The depletion of high-grade mineral ore resources has driven Canada’s mining and mineral processing industry to explore new technologies to process lower grade ores. The effective recovery of valuable minerals from low-grade ore requires intensive fine grinding for mineral liberation and a new technology for fine particle flotation. With increasingly stringent environment regulations for zero discharge, recycled water is used for mineral processing and oil sands extraction. As a result, salinity or total dissolved solids (TDS) in the recycled water has increased significantly. These elevated ionic concentrations, as well as the precipitation of metal hydroxides at high pH, retard the collector’s reaction with mineral surfaces and lower the selectivity. These problems limit the effectiveness of recycled high-salinity water or seawater in mineral processing. This discovery program is aimed at developing a breakthrough technology for fine particle flotation in high salinity and seawater. Our approach is to achieve fundamental understanding of the underlying science of the critical physiochemical properties of fine mineral particles and air bubbles in high salinity and seawater. Through controlled nano-assembly, a topography of collector molecules on the surface of fine mineral particles will be designed for selective flotation in high salinity and seawater. The effects of solution chemistry on collector adsorption, air bubble coalescence, and water structure at the air-water interface will be studied in high salinity water. We will elucidate the relationship of molecular structure and topography on mineral surfaces to flotation recovery and selectivity. The interaction forces between bubbles and mineral surfaces in high salinity water will be studied by atomic force microscopy (AFM). This fundamental knowledge lays the foundation for further development of revolutionary fine particle flotation technologies so that our limited mineral resources can be used responsibly with minimum environmental footprint. Scientifically, we anticipate breakthroughs in understanding the nature of molecular nano-assembly structure and interaction forces.
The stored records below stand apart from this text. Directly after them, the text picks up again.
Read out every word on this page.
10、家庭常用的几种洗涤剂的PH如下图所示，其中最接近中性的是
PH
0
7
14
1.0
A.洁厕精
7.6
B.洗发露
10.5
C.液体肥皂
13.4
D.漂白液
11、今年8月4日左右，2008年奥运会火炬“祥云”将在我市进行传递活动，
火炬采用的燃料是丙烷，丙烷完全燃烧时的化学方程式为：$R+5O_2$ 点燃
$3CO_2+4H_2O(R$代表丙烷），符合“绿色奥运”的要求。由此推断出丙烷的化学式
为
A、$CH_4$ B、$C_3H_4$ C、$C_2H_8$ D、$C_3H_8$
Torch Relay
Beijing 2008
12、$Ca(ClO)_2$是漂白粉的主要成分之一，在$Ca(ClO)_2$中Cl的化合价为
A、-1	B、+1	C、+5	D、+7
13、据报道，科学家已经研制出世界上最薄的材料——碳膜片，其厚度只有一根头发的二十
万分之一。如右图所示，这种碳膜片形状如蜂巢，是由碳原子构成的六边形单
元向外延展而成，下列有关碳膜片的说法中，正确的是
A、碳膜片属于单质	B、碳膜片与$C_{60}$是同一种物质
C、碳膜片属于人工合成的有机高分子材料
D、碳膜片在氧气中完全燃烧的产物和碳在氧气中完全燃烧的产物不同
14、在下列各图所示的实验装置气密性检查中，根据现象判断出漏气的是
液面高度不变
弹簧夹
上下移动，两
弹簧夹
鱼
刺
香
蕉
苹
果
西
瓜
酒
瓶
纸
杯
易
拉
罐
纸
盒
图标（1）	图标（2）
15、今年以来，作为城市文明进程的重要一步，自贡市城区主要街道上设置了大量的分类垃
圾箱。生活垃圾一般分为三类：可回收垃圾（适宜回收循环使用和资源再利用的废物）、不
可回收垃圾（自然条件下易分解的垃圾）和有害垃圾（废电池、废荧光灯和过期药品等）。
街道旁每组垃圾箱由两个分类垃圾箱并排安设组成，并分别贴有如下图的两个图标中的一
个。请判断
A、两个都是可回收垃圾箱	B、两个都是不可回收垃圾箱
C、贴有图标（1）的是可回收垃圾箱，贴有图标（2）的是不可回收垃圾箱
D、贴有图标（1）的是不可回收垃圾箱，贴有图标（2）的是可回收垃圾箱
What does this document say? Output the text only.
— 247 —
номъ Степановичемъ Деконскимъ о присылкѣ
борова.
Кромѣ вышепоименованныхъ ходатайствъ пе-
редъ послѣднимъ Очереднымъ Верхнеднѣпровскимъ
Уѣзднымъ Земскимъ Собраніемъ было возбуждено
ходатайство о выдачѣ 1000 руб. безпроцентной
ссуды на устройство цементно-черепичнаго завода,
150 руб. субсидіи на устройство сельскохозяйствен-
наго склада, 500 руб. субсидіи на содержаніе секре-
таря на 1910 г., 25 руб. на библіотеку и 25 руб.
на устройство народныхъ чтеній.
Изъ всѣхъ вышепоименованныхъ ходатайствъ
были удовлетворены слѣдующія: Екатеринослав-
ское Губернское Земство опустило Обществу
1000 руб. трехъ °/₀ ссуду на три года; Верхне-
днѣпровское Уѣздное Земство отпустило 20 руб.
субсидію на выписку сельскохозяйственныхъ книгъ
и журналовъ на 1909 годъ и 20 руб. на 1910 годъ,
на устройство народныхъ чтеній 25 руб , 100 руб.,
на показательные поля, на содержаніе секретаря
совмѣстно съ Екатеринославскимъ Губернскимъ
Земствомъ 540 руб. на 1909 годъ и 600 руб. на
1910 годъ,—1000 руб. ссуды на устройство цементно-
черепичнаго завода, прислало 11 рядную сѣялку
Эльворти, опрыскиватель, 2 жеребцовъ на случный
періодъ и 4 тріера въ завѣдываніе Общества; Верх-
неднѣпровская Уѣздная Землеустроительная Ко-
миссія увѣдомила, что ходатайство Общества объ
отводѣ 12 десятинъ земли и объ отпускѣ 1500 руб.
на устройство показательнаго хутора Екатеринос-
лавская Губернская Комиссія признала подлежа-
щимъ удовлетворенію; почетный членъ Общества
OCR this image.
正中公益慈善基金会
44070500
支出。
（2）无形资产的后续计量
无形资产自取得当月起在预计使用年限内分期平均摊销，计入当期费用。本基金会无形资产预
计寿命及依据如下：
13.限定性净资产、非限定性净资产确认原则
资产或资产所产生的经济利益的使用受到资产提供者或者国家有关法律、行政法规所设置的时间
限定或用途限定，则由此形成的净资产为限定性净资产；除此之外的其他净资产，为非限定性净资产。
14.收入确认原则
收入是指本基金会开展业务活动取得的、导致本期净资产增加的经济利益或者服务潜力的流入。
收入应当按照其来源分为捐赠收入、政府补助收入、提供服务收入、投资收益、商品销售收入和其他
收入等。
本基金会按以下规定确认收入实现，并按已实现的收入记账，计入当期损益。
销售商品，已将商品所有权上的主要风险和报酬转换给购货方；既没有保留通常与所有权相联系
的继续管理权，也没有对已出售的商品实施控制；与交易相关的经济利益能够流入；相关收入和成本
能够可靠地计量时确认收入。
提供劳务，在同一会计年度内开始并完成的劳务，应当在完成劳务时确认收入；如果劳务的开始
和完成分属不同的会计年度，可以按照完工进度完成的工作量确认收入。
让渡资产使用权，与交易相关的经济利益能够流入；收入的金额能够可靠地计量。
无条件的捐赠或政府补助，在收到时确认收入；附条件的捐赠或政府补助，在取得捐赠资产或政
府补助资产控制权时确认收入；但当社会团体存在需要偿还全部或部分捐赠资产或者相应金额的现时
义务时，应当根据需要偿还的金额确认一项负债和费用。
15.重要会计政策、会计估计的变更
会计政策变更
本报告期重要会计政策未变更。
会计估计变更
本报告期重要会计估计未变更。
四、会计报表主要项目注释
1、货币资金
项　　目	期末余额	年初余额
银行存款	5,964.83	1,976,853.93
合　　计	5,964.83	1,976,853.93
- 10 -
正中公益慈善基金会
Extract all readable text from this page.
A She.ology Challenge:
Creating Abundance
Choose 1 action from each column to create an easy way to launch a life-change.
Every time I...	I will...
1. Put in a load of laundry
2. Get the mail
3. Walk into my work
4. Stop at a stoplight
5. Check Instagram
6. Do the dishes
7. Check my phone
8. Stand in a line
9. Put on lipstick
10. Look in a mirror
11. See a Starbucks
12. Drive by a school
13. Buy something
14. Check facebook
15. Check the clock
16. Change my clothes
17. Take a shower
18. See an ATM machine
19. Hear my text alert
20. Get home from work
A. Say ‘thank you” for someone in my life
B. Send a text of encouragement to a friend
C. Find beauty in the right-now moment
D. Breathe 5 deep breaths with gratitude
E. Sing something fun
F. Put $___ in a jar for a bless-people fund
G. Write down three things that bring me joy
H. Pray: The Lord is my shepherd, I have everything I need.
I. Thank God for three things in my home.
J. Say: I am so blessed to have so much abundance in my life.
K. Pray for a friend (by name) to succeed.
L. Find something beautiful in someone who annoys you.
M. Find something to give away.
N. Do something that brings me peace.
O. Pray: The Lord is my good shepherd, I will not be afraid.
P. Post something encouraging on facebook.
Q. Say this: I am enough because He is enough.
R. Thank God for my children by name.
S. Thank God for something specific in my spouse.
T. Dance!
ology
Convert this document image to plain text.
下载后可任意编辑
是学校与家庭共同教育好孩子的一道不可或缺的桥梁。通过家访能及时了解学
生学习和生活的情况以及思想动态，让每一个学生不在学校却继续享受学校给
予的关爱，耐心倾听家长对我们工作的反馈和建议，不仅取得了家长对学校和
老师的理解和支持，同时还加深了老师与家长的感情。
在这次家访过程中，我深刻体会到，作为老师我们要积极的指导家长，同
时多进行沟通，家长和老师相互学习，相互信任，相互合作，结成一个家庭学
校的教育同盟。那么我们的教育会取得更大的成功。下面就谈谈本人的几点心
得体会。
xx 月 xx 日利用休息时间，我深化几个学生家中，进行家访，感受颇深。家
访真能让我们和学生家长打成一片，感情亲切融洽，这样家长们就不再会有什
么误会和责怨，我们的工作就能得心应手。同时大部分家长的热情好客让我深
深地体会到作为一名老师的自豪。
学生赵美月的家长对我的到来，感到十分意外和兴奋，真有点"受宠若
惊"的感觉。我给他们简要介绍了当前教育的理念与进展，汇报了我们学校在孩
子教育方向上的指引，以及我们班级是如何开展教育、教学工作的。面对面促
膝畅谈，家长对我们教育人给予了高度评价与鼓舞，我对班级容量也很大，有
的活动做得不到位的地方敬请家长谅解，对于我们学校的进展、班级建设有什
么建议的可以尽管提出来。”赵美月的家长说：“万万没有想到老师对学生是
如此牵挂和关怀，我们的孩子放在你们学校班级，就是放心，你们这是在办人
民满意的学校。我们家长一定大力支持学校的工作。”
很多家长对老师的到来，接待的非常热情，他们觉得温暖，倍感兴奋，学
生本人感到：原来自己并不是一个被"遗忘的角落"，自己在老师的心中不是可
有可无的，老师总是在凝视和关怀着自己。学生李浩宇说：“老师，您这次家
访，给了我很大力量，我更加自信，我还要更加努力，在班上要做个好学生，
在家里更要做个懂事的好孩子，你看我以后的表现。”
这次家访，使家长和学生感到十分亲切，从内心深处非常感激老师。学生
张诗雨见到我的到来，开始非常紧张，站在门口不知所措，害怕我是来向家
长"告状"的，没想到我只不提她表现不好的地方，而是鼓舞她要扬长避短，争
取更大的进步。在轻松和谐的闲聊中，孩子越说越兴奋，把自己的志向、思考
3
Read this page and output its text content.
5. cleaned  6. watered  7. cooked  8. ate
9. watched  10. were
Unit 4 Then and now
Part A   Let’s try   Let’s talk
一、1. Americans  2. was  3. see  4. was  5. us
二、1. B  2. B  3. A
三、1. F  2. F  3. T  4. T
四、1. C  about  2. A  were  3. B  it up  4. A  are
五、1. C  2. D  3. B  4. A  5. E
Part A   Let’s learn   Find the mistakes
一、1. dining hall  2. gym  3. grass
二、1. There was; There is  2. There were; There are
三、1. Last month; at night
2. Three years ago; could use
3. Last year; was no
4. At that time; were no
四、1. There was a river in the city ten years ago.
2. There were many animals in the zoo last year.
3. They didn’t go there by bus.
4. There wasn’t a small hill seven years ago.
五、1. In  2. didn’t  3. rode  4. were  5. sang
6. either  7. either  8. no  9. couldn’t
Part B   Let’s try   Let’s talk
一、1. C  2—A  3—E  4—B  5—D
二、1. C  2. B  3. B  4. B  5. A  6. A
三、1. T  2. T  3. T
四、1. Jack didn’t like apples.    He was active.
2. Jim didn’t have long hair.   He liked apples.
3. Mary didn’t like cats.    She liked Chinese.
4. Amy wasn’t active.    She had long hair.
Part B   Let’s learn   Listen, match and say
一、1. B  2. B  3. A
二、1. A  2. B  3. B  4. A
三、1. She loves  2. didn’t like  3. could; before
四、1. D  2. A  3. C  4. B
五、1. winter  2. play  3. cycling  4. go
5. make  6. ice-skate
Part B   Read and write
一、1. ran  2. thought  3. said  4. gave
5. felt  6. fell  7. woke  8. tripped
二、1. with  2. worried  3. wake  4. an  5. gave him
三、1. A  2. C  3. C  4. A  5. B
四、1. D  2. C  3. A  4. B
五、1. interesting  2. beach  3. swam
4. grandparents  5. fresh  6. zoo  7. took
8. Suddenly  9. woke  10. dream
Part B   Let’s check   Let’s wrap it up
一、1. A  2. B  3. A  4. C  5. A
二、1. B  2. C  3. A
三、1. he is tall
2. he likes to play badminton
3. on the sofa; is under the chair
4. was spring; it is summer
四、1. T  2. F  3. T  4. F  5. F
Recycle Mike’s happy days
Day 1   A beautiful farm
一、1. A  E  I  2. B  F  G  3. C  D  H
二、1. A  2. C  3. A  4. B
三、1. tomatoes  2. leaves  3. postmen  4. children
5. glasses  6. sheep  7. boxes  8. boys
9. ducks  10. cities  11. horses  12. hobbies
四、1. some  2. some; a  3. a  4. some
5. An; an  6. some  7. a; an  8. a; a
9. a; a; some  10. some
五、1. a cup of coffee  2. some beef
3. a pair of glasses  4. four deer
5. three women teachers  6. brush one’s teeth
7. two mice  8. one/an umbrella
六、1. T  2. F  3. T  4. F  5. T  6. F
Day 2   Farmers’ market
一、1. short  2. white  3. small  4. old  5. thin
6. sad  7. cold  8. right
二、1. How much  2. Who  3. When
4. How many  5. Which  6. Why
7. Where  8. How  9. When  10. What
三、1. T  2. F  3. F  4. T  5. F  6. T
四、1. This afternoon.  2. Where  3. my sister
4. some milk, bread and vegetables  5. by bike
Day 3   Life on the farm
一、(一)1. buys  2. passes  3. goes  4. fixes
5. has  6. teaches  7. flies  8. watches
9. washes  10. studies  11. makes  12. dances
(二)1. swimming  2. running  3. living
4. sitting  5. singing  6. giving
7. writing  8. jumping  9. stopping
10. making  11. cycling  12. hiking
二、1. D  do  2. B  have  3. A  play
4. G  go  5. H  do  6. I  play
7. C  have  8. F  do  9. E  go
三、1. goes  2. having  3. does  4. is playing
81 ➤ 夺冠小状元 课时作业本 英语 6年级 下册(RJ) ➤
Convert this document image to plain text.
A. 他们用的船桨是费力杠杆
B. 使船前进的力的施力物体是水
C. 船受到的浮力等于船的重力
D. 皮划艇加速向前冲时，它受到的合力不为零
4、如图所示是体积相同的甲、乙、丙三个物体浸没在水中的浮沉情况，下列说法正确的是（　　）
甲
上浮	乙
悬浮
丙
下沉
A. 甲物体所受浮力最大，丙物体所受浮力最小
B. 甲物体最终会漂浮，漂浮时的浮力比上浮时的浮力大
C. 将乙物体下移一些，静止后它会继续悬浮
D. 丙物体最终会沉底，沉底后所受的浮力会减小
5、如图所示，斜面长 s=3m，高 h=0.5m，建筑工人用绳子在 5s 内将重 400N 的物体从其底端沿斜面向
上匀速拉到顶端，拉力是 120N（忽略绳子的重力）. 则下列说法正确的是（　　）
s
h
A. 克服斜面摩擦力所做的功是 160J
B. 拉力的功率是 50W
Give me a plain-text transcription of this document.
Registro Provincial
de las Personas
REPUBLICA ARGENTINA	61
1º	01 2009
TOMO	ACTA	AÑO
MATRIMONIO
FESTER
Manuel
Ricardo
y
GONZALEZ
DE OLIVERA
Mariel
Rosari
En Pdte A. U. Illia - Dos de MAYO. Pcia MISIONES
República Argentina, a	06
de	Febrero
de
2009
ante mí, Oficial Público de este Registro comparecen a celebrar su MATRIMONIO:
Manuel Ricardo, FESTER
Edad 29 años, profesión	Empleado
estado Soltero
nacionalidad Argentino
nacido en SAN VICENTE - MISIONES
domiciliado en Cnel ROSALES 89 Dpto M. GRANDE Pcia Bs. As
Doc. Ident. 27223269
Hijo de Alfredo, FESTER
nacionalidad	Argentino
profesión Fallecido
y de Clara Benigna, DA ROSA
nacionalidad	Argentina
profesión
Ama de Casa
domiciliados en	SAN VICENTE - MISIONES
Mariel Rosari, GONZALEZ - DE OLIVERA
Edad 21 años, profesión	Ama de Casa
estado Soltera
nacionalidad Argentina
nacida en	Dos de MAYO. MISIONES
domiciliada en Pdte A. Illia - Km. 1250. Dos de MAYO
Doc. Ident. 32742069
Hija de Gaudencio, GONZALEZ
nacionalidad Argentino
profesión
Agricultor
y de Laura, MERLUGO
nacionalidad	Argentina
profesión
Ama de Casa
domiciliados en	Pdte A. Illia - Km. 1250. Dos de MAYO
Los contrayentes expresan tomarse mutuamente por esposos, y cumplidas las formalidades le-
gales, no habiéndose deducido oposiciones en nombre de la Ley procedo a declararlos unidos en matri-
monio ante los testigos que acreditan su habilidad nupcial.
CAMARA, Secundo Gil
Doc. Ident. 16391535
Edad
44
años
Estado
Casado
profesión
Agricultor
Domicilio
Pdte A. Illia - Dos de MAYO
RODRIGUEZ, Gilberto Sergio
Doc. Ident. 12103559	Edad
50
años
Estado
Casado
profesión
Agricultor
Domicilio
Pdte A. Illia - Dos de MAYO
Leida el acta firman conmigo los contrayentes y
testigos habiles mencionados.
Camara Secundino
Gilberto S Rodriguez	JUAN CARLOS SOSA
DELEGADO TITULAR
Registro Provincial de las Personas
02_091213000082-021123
高品位矿石资源的枯竭促使加拿大的采矿和矿物加工业探索新技术来加工低品位矿石。从低品位矿石中有效回收有价值矿物需要进行强烈的细磨矿物解离和细粒浮选新技术。随着越来越严格的零排放环境法规，再生水用于矿物加工和油砂开采。结果，再循环水中的盐度或总溶解固体（TDS）显著增加。这些升高的离子浓度，以及在高pH下金属氢氧化物的沉淀，阻碍了捕收剂与矿物表面的反应并降低了选择性。这些问题限制了回收的高盐度水或海水在矿物加工中的有效性。 该发现计划旨在开发高盐度和海水中细粒浮选的突破性技术。我们的方法是实现高盐度和海水中微细矿物颗粒和气泡的关键理化性质的基础科学的基本理解。通过控制纳米组装，捕收剂分子在微细矿物颗粒表面的形貌将被设计用于在高盐度和海水中的选择性浮选。将在高盐度水中研究溶液化学对捕收剂吸附、气泡聚结和空气-水界面处的水结构的影响。我们将阐明矿物表面的分子结构和形貌与浮选回收率和选择性的关系。利用原子力显微镜（AFM）研究了高矿化度水中气泡与矿物表面的相互作用力。这些基础知识为进一步开发革命性的细粒浮选技术奠定了基础，使我们有限的矿产资源能够以最小的环境足迹得到负责任的使用。在科学上，我们期待在理解分子纳米组装结构和相互作用力的性质方面取得突破。